El Periódico Extremadura

El paseo diario de El Periódico Extremadura por los barrios de Cáceres comienza hoy en la calle Arco de la Estrella que se une a la calle Adarve del Padre Rosalío. Uno de sus grandes edificios, en el corazón de la ciudad monumental, está en la esquina con la Plaza de los Caldereros es el Palacio de la Generala, construido a finales del siglo XV y principios del siglo XVI, transformándose durante los siglos posteriores con usos históricos relevantes en la ciudad.
El nombre deriva de su propietaria en el siglo XVIII: María Cayetana Vicenta de Ovando y Calderón, quinta Condesa de Peña Parda de Flores, esposa del General Vicente Francisco de Ovando y Roll, cuarto Marqués de Camarena y luego primer Marqués de Camarena la Real. El palacio cuenta con valiosos balcones, rejería y escudos en la fachada.
La primera sede de El Periódico Extremadura estuvo precisamente en el Palacio de La Generala (1923-1973). La ubicación en pleno corazón de la ciudad monumental de Cáceres no es casual, pues era entonces el espacio perfecto para los talleres -que hacían también trabajos para particulares y empresas- y una redacción en la que ejercieron su magisterio Tomás Murillo Iglesias (1923-1927), Antonio Reyes Huertas (1927-1937), Rafael Bittini (1937-1939), Dionisio Acedo (1939-1971) y Germán Sellers de Paz (1971-1987). Entre los hitos cabe destacar la visita en 1964 del nuncio de Su Santidad en España, Antonio Riberi.
Los muros de La Generala acogieron al Extremadura durante medio siglo. La Generala es uno de los espacios más bellos de Cáceres- Actualmente, es sede de la Universidad de Extremadura. EXTREMADURA nació con una clara vocación regional, la misma que en la actualidad conserva. El propio obispo anunciaba que el diario pretendía ser «el alma de la suspirada regeneración regional en todos los órdenes», sin perder la vertiente católica con la que fue concebido.
El cacereño Tomás Murillo Iglesias, abogado del Estado, jefe de la delegación de Hacienda de Cáceres, presidente de la Junta de Acción Católica y del consejo de administración de Editorial Extremadura, defendió la creación de un diario «esencialmente informativo», alejado -decía- «de todo partido político y de cualquier discusión de doctrina o personal».
Desde sus inicios, el interés por las nuevas tecnologías se dejó notar en el diario, que ya en febrero de 1925 inaugura una entonces potente estación receptora de telefonía sin hilos, todo un avance que nos permite una tirada de un millar y medio de ejemplares diarios, una cantidad insólita y hasta el momento nunca conseguida.
Poco después, en marzo de 1926, el EXTREMADURA inicia dos ediciones diarias, una cerraría a las cuatro de la mañana y otra lo haría a las seis de la tarde. Los tipos de letra, factura y composición del periódico mejorarían considerablemente.
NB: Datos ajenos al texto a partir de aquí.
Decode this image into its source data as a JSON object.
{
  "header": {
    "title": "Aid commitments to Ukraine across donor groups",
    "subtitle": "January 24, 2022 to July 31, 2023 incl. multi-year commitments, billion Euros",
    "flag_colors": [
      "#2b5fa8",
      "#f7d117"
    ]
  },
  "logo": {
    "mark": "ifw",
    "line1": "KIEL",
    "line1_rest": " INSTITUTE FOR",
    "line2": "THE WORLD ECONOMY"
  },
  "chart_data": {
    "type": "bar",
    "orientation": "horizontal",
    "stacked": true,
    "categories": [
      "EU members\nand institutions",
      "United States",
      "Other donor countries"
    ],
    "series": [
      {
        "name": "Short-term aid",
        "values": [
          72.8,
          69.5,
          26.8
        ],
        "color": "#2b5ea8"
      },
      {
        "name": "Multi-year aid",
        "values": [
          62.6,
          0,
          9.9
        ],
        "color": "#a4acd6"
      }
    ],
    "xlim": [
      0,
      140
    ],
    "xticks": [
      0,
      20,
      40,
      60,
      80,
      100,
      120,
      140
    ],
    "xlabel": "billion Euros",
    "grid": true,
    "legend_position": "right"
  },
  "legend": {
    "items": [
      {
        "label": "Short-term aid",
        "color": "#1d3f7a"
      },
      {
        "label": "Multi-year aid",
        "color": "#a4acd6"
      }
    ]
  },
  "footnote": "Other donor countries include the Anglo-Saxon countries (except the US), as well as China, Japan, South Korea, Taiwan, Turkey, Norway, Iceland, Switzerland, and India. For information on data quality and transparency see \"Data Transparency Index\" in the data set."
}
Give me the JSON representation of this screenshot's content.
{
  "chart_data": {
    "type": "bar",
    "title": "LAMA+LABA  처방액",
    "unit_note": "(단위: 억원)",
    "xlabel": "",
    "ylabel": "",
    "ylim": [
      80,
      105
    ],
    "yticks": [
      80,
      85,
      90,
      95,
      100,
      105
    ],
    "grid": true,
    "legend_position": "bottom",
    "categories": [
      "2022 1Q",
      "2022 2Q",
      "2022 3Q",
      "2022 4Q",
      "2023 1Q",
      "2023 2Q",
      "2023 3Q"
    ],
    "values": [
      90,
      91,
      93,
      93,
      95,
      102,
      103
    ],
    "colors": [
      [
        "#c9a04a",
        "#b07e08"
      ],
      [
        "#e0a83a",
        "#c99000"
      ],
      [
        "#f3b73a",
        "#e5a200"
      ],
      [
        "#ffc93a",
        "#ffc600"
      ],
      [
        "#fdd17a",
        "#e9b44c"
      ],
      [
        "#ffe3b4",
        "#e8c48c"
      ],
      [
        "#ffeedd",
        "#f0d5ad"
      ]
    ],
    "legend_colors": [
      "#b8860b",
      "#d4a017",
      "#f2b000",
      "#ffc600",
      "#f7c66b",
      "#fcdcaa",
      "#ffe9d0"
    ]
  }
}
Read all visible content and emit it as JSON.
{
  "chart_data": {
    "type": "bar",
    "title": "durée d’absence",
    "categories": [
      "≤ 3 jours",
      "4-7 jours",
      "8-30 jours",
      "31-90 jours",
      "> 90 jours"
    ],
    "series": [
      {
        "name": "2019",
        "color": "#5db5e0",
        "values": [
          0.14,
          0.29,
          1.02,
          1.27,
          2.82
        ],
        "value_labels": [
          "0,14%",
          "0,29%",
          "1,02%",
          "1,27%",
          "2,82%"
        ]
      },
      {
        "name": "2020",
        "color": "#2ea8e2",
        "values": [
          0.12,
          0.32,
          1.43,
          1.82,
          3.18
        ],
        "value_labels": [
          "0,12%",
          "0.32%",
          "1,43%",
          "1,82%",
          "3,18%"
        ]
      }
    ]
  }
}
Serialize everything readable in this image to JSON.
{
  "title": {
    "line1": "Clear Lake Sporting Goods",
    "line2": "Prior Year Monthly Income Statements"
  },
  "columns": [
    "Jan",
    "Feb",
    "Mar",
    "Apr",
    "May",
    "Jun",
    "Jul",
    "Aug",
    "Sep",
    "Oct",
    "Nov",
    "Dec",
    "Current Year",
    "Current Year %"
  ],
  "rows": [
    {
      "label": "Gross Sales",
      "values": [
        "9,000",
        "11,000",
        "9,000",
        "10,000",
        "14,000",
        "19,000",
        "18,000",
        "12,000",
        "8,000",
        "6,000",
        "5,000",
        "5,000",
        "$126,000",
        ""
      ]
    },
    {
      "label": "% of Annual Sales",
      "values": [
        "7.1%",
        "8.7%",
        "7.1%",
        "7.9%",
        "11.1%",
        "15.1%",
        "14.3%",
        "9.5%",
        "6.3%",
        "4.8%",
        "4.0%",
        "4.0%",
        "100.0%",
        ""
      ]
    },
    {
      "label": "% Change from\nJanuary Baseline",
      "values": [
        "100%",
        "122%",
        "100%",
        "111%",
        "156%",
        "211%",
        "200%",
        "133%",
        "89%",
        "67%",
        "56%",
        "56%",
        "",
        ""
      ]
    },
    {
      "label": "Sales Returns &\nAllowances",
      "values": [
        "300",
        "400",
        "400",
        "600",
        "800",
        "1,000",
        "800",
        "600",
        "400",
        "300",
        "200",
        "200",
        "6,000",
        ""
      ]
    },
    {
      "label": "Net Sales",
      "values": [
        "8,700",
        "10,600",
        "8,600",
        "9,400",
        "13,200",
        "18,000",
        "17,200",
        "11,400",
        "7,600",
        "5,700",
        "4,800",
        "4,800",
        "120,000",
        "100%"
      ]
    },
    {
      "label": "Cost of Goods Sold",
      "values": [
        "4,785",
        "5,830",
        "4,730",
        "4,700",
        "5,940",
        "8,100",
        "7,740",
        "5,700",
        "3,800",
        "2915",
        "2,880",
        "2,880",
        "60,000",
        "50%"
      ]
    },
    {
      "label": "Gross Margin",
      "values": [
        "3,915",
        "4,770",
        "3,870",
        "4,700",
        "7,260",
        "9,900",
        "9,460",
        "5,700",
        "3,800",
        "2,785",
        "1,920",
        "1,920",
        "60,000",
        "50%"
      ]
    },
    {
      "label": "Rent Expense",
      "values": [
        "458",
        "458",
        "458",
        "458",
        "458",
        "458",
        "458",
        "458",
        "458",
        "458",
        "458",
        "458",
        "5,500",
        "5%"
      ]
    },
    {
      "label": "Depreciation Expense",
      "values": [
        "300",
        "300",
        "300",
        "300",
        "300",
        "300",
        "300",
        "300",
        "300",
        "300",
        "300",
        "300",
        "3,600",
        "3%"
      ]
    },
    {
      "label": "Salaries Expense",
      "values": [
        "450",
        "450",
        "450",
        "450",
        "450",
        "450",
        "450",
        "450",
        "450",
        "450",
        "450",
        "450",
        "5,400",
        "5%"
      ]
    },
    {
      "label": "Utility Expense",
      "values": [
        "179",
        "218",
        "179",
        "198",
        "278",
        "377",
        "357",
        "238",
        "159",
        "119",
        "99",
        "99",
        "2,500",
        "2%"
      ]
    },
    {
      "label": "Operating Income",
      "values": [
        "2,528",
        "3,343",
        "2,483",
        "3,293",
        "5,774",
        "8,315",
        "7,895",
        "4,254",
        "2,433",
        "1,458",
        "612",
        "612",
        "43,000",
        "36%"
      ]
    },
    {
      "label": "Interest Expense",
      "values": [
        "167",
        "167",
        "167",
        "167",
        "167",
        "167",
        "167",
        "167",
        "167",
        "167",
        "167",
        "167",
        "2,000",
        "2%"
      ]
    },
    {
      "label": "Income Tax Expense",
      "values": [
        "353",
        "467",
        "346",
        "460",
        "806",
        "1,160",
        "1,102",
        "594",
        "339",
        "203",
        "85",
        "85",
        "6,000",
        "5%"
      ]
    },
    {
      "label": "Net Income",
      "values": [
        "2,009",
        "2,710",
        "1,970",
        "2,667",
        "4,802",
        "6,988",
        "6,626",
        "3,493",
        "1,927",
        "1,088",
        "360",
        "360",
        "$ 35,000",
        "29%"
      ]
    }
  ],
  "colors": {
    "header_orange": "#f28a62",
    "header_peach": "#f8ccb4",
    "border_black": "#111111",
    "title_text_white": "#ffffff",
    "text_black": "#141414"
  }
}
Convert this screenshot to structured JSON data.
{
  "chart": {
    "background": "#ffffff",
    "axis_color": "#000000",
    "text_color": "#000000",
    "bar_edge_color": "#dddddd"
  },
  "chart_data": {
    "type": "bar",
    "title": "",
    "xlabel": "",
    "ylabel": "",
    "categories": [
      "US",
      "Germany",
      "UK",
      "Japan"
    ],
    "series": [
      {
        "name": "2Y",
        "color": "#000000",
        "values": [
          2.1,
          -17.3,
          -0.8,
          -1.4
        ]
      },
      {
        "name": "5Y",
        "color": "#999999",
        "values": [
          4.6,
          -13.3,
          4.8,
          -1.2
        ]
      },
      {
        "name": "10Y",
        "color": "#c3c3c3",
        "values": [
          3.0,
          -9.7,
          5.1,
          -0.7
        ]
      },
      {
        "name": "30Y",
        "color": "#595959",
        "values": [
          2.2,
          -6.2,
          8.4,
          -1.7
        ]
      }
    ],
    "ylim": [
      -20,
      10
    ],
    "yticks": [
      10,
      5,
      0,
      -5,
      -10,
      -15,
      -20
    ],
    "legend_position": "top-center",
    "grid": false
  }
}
Coincidiendo con el quinto aniversario de su fundación, Antonio Reyes Huertas se hace cargo de la dirección del periódico. Las mejoras que Reyes Huertas introdujo en el diario comenzaron a hacerse patentes el 26 de diciembre de 1928. El EXTREMADURA, que convivía entonces con otros diarios ya históricos como El Adarve o El Noticiero, era el periódico que contaba en Cáceres con mayor número de suscripción fija y de anuncios.
Pero su posición ideológica le acarreó las peores consecuencias con la proclamación de la Segunda República. En 1932 se produce la suspensión de nuestro periódico. Precisamente, es La Libertad, un diario de Badajoz, el que informa de la noticia en este párrafo: «Continúa la suspensión del Diario Católico Extremadura, habiendo sido lacrados y sellados los locales de Redacción, Administración y Talleres». Defensores de la Derecha General Agraria y combativos con la República, el rotativo acumulaba multas y generaba polémica por los continuos enfrentamientos con el ayuntamiento cacereño.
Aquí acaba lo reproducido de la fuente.